The Deming Log Show is Held the second full weekend in June, sorry about the mistake. Bill Jr


----------



## Holmes Tree (Nov 18, 2003)

*logging show clown*

There was a logging show clown that used to be around the pnw when I was a kid. I remember seeing him at the shows and he would climb the speed climbing pole, do some little dance while standing on the top, then act as if he was jumping although he would be rigged into a guywire with a pully and slide down to the ground. I heard he had an equipment failure and fell to his doom.

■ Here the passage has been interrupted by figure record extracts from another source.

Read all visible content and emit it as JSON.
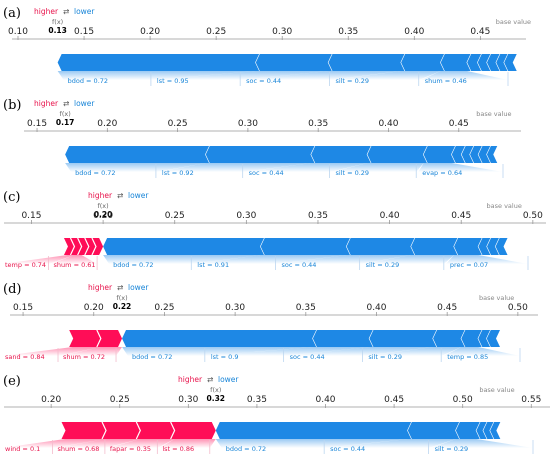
{
  "legend": {
    "higher": "higher",
    "arrow": "⇄",
    "lower": "lower",
    "fx_label": "f(x)",
    "base_label": "base value"
  },
  "colors": {
    "positive": "#ff0d57",
    "negative": "#1e88e5",
    "positive_label": "#e8144c",
    "negative_label": "#1a86d8"
  },
  "chart_data": [
    {
      "type": "force",
      "panel": "(a)",
      "xlim": [
        0.1,
        0.48
      ],
      "ticks": [
        0.1,
        0.15,
        0.2,
        0.25,
        0.3,
        0.35,
        0.4,
        0.45
      ],
      "tick_labels": [
        "0.10",
        "0.15",
        "0.20",
        "0.25",
        "0.30",
        "0.35",
        "0.40",
        "0.45"
      ],
      "fx": 0.13,
      "fx_text": "0.13",
      "base_value": 0.475,
      "positive": [],
      "negative": [
        {
          "label": "bdod = 0.72",
          "to": 0.28
        },
        {
          "label": "lst = 0.95",
          "to": 0.335
        },
        {
          "label": "soc = 0.44",
          "to": 0.39
        },
        {
          "label": "silt = 0.29",
          "to": 0.42
        },
        {
          "label": "shum = 0.46",
          "to": 0.44
        },
        {
          "label": "",
          "to": 0.448
        },
        {
          "label": "",
          "to": 0.455
        },
        {
          "label": "",
          "to": 0.462
        },
        {
          "label": "",
          "to": 0.468
        },
        {
          "label": "",
          "to": 0.475
        }
      ]
    },
    {
      "type": "force",
      "panel": "(b)",
      "xlim": [
        0.145,
        0.49
      ],
      "ticks": [
        0.15,
        0.2,
        0.25,
        0.3,
        0.35,
        0.4,
        0.45
      ],
      "tick_labels": [
        "0.15",
        "0.20",
        "0.25",
        "0.30",
        "0.35",
        "0.40",
        "0.45"
      ],
      "fx": 0.17,
      "fx_text": "0.17",
      "base_value": 0.475,
      "positive": [],
      "negative": [
        {
          "label": "bdod = 0.72",
          "to": 0.27
        },
        {
          "label": "lst = 0.92",
          "to": 0.345
        },
        {
          "label": "soc = 0.44",
          "to": 0.385
        },
        {
          "label": "silt = 0.29",
          "to": 0.425
        },
        {
          "label": "evap = 0.64",
          "to": 0.445
        },
        {
          "label": "",
          "to": 0.452
        },
        {
          "label": "",
          "to": 0.458
        },
        {
          "label": "",
          "to": 0.464
        },
        {
          "label": "",
          "to": 0.47
        },
        {
          "label": "",
          "to": 0.475
        }
      ]
    },
    {
      "type": "force",
      "panel": "(c)",
      "xlim": [
        0.135,
        0.505
      ],
      "ticks": [
        0.15,
        0.2,
        0.25,
        0.3,
        0.35,
        0.4,
        0.45,
        0.5
      ],
      "tick_labels": [
        "0.15",
        "0.20",
        "0.25",
        "0.30",
        "0.35",
        "0.40",
        "0.45",
        "0.50"
      ],
      "fx": 0.2,
      "fx_text": "0.20",
      "base_value": 0.48,
      "positive": [
        {
          "label": "temp = 0.74",
          "from": 0.175
        },
        {
          "label": "shum = 0.61",
          "from": 0.18
        },
        {
          "label": "",
          "from": 0.185
        },
        {
          "label": "",
          "from": 0.19
        },
        {
          "label": "",
          "from": 0.195
        }
      ],
      "negative": [
        {
          "label": "bdod = 0.72",
          "to": 0.31
        },
        {
          "label": "lst = 0.91",
          "to": 0.37
        },
        {
          "label": "soc = 0.44",
          "to": 0.415
        },
        {
          "label": "silt = 0.29",
          "to": 0.445
        },
        {
          "label": "prec = 0.07",
          "to": 0.462
        },
        {
          "label": "",
          "to": 0.468
        },
        {
          "label": "",
          "to": 0.474
        },
        {
          "label": "",
          "to": 0.48
        }
      ]
    },
    {
      "type": "force",
      "panel": "(d)",
      "xlim": [
        0.145,
        0.51
      ],
      "ticks": [
        0.15,
        0.2,
        0.25,
        0.3,
        0.35,
        0.4,
        0.45,
        0.5
      ],
      "tick_labels": [
        "0.15",
        "0.20",
        "0.25",
        "0.30",
        "0.35",
        "0.40",
        "0.45",
        "0.50"
      ],
      "fx": 0.22,
      "fx_text": "0.22",
      "base_value": 0.485,
      "positive": [
        {
          "label": "sand = 0.84",
          "from": 0.185
        },
        {
          "label": "shum = 0.72",
          "from": 0.205
        }
      ],
      "negative": [
        {
          "label": "bdod = 0.72",
          "to": 0.355
        },
        {
          "label": "lst = 0.9",
          "to": 0.395
        },
        {
          "label": "soc = 0.44",
          "to": 0.44
        },
        {
          "label": "silt = 0.29",
          "to": 0.46
        },
        {
          "label": "temp = 0.85",
          "to": 0.472
        },
        {
          "label": "",
          "to": 0.478
        },
        {
          "label": "",
          "to": 0.485
        }
      ]
    },
    {
      "type": "force",
      "panel": "(e)",
      "xlim": [
        0.17,
        0.56
      ],
      "ticks": [
        0.2,
        0.25,
        0.3,
        0.35,
        0.4,
        0.45,
        0.5,
        0.55
      ],
      "tick_labels": [
        "0.20",
        "0.25",
        "0.30",
        "0.35",
        "0.40",
        "0.45",
        "0.50",
        "0.55"
      ],
      "fx": 0.32,
      "fx_text": "0.32",
      "base_value": 0.525,
      "positive": [
        {
          "label": "wind = 0.1",
          "from": 0.21
        },
        {
          "label": "shum = 0.68",
          "from": 0.24
        },
        {
          "label": "fapar = 0.35",
          "from": 0.265
        },
        {
          "label": "lst = 0.86",
          "from": 0.29
        }
      ],
      "negative": [
        {
          "label": "bdod = 0.72",
          "to": 0.46
        },
        {
          "label": "soc = 0.44",
          "to": 0.495
        },
        {
          "label": "silt = 0.29",
          "to": 0.51
        },
        {
          "label": "",
          "to": 0.515
        },
        {
          "label": "",
          "to": 0.52
        },
        {
          "label": "",
          "to": 0.525
        }
      ]
    }
  ]
}
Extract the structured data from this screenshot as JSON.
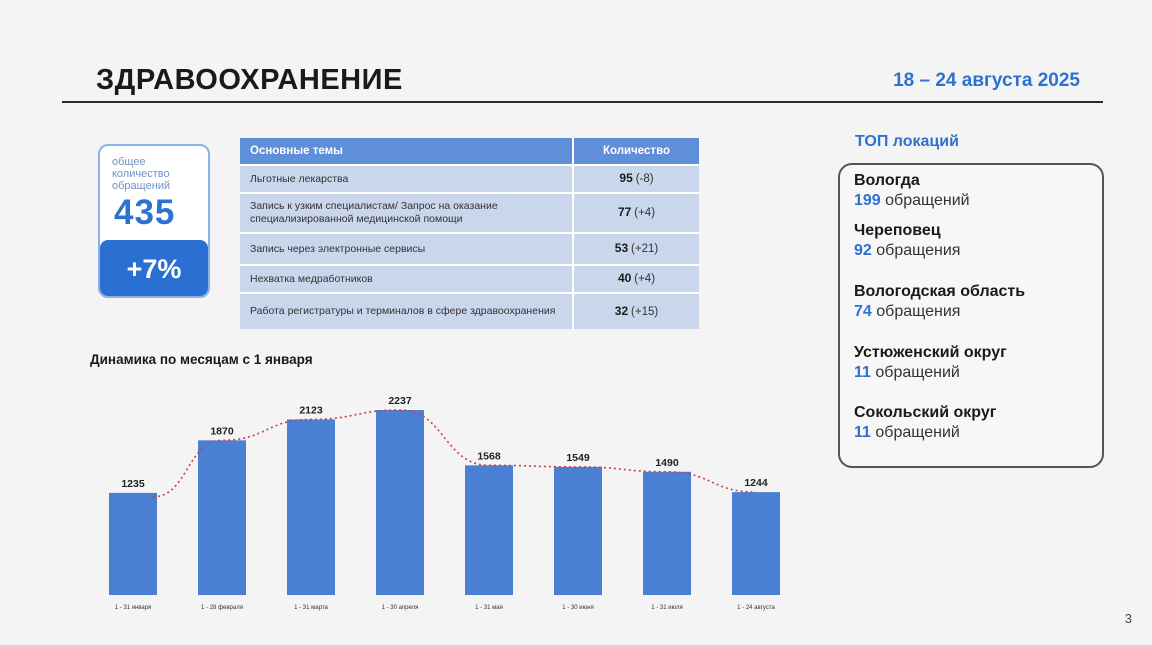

Anyone know of this?


----------



## maggiesboy (Nov 18, 2003)

*clown*

My father did tell me that one of the clowns did have a fall and did not survive. I'm unsure of where and when this took place. I do know there still is a clown that performs on top of the 90' pole and still relies on "falling" to get down. Bill Jr


----------



## Dennis (Nov 18, 2003)

If I am thinking of the correct one, I believe that was in Anchorage last year?? I am pretty sure that V6 Bill was up there with Dave Bekkevar delivering a Harley hotsaw....Bill Jr...is that correct?

The clown in Sequim still does the fall as well...


----------



## maggiesboy (Nov 18, 2003)

*clown*

Dennis- that is correct. The clown (who's name I can't recall) was a performer for many years. It is also my understanding he did not perform at Deming. Bill Jr

Dennis- what kind of RV parking is up your way for your show?


----------